Inheriting from str makes a Tier serialise as its value
string in JSON; the JSON proof-record schema sees a plain string,
not a Python-specific enum encoding.
Audit pillar base¶
ophamin.auditing.base ¶
The audit-pillar contract — Finding, FindingSeverity, PillarResult, AuditPillar.
A pillar wraps one external static-analysis tool. The contract is small:
nameandtool_nameidentify the pillar (e.g. "ruff", "bandit")is_available()reports whether the underlying binary is installedrun(target_path)returns aPillarResultcarrying the findings + raw output
Findings are normalised across tools — every tool's output is parsed into the
same Finding dataclass — so downstream code (aggregation, reporting,
threshold-mode claims) doesn't need to know which pillar produced what.
AuditPillar ¶
Bases: ABC
Wraps one external static-analysis tool as an audit pillar.

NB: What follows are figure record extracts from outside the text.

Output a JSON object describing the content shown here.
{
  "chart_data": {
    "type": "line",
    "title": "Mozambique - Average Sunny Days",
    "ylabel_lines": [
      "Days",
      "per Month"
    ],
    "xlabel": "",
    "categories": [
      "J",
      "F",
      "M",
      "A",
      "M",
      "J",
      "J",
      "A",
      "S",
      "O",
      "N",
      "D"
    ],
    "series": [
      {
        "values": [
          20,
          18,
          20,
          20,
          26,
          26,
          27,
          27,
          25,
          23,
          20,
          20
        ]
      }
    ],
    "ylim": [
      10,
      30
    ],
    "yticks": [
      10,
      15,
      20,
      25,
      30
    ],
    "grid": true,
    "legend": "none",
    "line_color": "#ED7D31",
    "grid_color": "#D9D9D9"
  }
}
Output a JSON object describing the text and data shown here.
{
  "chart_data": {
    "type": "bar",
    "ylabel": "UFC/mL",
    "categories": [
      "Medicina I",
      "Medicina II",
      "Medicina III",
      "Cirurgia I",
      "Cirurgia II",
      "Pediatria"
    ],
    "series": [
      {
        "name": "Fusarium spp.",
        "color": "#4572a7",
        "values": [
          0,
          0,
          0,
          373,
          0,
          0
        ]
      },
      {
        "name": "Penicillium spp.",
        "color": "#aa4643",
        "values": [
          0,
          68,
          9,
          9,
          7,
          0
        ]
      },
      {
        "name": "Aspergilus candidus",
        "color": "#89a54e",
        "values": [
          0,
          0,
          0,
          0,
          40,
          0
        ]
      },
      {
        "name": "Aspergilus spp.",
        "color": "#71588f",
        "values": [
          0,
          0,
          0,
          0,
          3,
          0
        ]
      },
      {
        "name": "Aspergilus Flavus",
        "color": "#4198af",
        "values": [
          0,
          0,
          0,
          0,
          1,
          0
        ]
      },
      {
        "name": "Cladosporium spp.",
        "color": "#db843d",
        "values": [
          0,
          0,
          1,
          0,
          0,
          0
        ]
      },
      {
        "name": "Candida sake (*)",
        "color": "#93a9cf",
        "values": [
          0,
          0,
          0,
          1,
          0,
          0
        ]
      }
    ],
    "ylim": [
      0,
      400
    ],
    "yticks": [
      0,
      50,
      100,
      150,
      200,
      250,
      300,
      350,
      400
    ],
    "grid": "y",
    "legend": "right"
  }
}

A subclass implements tool_binary (the CLI name to look up on PATH),
tool_version (a way to ask the tool its version), and run (the
actual invocation + parse). Tool absence is reported as
status="unavailable" — never silently skipped.
resolved_binary
classmethod
¶
Resolve the tool binary — venv-local first, then PATH.
is_available
classmethod
¶
Is the wrapped tool resolvable (venv-local OR on PATH)?
tool_version ¶
Best-effort <tool> --version capture; empty string on failure.
unavailable_result ¶
Standard unavailable result for when the tool isn't installed.
run
abstractmethod
¶
Run the tool against target_path and return a PillarResult.
Pillars MUST handle missing-tool cleanly via unavailable_result
and runtime failures via error_result. Never silently swallow
a failure.
Finding
dataclass
¶
One static-analysis finding, normalised across tools.
Every field except path and message may be empty if the producing
tool doesn't carry it — but the dataclass shape is stable so downstream
code can rely on it.
FindingSeverity ¶
Bases: str, Enum
Normalised severity across heterogeneous tools.
Each pillar maps its tool's native severity scale onto these five buckets; the mapping is documented per-pillar.